In [2]:
### TOKENIZATION

In [3]:
import nltk
from nltk import regexp_tokenize

text = 'That U.S.A. poster-print costs $12.40...'

pattern = '[a-zA-Z0-9_]+'
tokens = regexp_tokenize(text, pattern)
print(len(tokens))
print(tokens)

9
['That', 'U', 'S', 'A', 'poster', 'print', 'costs', '12', '40']


In [9]:
pattern = r'''(?x)           # set flag to allow verbose regexps
        (?:[A-Z]\.)+         # abbreviations, e.g. U.S.A.
        | \w+(?:-\w+)*       # words with optional internal hyphens
        | \$?\d+(?:\.\d+)?%? # currency and percentages, e.g. $12.40, 82%
        | \.\.\.             # ellipsis
        | [][.,;"'?():-_`]   # these are separate tokens; includes ], [
        '''

tokens = regexp_tokenize(text, pattern)
print(len(tokens))
print(tokens)

6
['That', 'U.S.A.', 'poster-print', 'costs', '$12.40', '...']


In [6]:
nltk.download('punkt')

[nltk_data] Downloading package punkt to
[nltk_data]     /Users/eduribeiro/nltk_data...
[nltk_data]   Unzipping tokenizers/punkt.zip.


True

In [10]:
from nltk import word_tokenize

text = 'That U.S.A. poster-print costs $12.40...'
tokens = word_tokenize(text)

print(len(tokens))
print(tokens)

7
['That', 'U.S.A.', 'poster-print', 'costs', '$', '12.40', '...']


In [11]:
from urllib import request

url = "http://www.gutenberg.org/files/2554/2554-0.txt"
response = request.urlopen(url)
raw = response.read().decode('utf8')

print(len(raw))
print(raw[:75])

tokens = word_tokenize(raw)

print(len(tokens))
print(tokens[2])

1176967
﻿The Project Gutenberg EBook of Crime and Punishment, by Fyodor Dostoevsky
257085
Gutenberg


In [15]:
import os

s = input("Enter some text: ")
tokens = word_tokenize(s)

print("You typed", len(tokens), "words: ", tokens)

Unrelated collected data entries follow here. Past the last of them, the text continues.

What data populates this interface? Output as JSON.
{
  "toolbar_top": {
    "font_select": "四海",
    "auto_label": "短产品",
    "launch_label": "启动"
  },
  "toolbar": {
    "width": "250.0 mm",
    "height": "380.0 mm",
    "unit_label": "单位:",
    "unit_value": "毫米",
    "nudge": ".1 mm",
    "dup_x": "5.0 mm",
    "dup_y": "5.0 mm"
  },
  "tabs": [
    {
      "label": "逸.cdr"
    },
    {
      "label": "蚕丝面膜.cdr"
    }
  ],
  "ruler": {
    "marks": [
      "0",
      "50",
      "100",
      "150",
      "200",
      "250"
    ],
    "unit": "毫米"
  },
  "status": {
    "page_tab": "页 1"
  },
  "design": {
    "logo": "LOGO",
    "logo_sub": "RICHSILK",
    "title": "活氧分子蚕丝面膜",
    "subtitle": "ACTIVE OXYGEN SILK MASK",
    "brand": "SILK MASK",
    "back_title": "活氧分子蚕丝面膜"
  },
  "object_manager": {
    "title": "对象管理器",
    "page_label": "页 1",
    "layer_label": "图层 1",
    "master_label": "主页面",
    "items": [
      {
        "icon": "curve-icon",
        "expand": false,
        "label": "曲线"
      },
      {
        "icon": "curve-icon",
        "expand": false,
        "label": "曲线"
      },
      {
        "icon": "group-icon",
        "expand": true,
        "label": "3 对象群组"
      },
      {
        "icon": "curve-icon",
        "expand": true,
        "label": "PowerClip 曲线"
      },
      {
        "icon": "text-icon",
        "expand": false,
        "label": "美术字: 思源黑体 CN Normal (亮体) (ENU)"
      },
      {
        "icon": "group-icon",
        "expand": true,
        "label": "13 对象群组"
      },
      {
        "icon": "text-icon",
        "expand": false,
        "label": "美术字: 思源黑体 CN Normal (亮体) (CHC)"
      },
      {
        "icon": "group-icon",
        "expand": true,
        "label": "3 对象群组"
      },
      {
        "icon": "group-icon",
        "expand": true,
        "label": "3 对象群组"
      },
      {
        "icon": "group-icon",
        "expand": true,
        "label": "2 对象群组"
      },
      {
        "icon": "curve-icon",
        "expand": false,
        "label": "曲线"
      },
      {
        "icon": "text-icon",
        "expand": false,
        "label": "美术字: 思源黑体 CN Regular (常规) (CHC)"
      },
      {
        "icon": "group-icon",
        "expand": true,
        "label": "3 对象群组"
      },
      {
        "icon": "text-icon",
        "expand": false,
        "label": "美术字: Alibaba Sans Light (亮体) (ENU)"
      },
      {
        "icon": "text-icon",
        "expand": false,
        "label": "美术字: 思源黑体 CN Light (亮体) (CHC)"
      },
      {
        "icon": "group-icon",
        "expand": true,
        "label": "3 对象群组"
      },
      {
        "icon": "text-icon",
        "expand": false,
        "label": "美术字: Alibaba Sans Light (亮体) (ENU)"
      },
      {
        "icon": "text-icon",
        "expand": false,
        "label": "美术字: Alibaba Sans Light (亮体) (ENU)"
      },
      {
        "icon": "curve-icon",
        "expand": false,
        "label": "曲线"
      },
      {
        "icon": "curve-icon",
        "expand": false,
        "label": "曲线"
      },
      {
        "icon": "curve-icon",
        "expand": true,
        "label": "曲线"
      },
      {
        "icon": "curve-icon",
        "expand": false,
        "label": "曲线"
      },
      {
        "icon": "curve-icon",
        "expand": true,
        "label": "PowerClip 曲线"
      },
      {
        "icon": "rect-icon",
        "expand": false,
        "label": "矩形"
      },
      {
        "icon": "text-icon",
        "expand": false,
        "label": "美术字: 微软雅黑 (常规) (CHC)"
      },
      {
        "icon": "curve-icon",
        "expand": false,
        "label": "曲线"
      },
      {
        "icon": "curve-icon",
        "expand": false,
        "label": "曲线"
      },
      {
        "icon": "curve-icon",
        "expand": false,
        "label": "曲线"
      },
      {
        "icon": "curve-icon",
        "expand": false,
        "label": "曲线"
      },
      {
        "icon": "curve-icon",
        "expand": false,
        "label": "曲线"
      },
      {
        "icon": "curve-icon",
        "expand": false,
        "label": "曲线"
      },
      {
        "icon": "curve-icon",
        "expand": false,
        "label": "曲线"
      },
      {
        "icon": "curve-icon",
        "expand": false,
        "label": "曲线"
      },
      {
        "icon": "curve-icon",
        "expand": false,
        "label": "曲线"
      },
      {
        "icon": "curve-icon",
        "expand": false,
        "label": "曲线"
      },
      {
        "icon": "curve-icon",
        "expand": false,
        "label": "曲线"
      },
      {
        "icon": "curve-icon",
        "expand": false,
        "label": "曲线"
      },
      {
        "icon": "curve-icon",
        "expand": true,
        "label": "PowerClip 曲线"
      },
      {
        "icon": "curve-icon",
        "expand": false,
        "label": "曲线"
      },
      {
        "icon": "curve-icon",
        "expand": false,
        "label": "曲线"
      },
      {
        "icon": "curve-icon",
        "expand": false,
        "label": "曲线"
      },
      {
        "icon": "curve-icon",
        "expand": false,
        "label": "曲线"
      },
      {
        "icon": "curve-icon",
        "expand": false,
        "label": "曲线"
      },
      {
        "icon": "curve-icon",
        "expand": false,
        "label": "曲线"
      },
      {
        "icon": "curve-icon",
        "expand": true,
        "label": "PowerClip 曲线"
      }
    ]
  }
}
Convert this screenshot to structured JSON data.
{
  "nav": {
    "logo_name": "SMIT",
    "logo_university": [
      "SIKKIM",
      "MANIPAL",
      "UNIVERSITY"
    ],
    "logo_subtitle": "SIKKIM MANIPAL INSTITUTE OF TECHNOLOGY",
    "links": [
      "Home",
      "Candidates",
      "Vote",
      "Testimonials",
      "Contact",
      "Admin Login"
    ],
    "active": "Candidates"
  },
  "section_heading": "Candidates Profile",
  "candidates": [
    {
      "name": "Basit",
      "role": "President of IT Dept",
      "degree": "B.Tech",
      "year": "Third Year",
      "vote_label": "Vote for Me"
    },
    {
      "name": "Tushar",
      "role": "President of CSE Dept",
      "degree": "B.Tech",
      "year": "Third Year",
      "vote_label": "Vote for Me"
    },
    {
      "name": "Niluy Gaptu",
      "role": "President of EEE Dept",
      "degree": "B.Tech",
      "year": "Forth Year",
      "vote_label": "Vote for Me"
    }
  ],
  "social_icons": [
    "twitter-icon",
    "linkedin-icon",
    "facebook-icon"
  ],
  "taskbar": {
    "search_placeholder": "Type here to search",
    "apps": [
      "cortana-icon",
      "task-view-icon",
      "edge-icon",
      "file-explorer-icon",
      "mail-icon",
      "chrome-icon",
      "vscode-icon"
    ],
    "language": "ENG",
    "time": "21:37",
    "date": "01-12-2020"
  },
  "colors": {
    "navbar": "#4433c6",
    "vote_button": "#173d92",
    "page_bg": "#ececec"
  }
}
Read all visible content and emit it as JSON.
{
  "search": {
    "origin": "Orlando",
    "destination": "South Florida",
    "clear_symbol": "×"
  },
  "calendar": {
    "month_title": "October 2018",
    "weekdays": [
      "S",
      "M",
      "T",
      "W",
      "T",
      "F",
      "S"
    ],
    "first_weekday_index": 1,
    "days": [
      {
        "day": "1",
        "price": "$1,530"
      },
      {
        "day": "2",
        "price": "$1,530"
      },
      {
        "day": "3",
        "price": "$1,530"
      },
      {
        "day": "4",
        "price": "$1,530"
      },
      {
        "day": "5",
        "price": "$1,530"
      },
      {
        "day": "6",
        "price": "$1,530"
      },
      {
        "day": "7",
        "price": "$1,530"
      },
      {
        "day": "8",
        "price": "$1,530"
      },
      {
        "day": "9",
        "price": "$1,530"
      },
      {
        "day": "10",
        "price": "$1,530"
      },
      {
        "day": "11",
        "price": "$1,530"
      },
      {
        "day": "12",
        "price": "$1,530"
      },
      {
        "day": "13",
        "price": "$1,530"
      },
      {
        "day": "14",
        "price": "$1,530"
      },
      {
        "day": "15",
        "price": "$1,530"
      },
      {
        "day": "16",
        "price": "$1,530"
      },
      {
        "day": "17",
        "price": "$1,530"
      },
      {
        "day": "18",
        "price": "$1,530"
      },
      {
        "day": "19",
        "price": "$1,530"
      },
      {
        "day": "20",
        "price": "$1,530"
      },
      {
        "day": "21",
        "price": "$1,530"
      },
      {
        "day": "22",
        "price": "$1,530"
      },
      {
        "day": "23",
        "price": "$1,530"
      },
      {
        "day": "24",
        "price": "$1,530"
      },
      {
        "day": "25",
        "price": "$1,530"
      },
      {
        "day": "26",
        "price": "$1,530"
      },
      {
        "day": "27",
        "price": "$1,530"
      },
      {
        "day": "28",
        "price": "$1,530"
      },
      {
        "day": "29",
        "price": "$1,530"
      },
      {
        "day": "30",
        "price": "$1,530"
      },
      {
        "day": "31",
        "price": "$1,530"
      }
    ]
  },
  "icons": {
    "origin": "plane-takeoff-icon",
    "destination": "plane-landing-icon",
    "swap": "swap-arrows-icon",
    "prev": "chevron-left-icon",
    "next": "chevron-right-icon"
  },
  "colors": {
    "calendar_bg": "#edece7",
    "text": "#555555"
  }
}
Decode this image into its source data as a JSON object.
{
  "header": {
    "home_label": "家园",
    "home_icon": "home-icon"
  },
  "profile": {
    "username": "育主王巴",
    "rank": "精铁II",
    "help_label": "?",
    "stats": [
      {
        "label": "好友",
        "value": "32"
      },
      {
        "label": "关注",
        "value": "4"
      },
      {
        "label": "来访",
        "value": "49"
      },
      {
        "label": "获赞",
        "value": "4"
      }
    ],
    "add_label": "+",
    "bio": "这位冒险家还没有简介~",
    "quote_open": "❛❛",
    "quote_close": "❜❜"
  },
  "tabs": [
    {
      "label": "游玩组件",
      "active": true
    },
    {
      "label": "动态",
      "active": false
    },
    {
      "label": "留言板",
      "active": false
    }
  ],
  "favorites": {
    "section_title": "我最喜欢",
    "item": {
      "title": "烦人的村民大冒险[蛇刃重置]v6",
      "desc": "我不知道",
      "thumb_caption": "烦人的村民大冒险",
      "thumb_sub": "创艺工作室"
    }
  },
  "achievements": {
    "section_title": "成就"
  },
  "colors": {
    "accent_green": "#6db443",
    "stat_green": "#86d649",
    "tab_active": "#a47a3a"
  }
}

Enter some text:  U.S. is awful. Let's face it.


You typed 9 words:  ['U.S.', 'is', 'awful', '.', 'Let', "'s", 'face', 'it', '.']


In [None]:
### STEMMING AND LEMMATIZATION

In [16]:
from nltk.stem import PorterStemmer

# Init the Porter Stemmer
porter = PorterStemmer()

sentence = "I am finding my way into AI, and I am really enjoying it. I find NLP to be quite enjoyable."

# Tokenize: Split the text into words
word_list = nltk.word_tokenize(sentence)

print(word_list)
print(len(set(word_list)))

['I', 'am', 'finding', 'my', 'way', 'into', 'AI', ',', 'and', 'I', 'am', 'really', 'enjoying', 'it', '.', 'I', 'find', 'NLP', 'to', 'be', 'quite', 'enjoyable', '.']
19


In [17]:
# Stem list of words and join
stemmed_output = ' '.join([porter.stem(w) for w in word_list])

print(stemmed_output)
stemmed_word_list = nltk.word_tokenize(stemmed_output)
print(len(set(stemmed_word_list)))

I am find my way into AI , and I am realli enjoy it . I find nlp to be quit enjoy .
17


In [19]:
# Portuguese stemmer
nltk.download('rslp')
stemmer = nltk.stem.RSLPStemmer()
sentence = "Estou mesmo a gostar desta unidade curricular de IA."
word_list = nltk.word_tokenize(sentence)

print(word_list)

stemmed_output = ' '.join([stemmer.stem(w) for w in word_list])

print(stemmed_output)

[nltk_data] Downloading package rslp to /Users/eduribeiro/nltk_data...


['Estou', 'mesmo', 'a', 'gostar', 'desta', 'unidade', 'curricular', 'de', 'IA', '.']
est mesm a gost dest unidad curricul de ia .


[nltk_data]   Unzipping stemmers/rslp.zip.


In [None]:
from nltk.stem import WordNetLemmatizer 

# Init the Wordnet Lemmatizer
lemmatizer = WordNetLemmatizer()

sentence = "I am really enjoying these AI classes."

# Tokenize: Split the sentence into words
word_list = nltk.word_tokenize(sentence)

print(word_list)

# Lemmatize list of words and join
lemmatized_output = ' '.join([lemmatizer.lemmatize(w) for w in word_list])

print(lemmatized_output)

In [None]:
### SENTENCE SEGMENTATION

In [None]:
from nltk.tokenize import sent_tokenize

text = "Hello. Are you Mr. Smith? Just to let you know that I have finished my M.Sc. and Ph.D. on AI. I loved it!"
sentences = sent_tokenize(text)

print(sentences)
print(len(sent_tokenize(text)))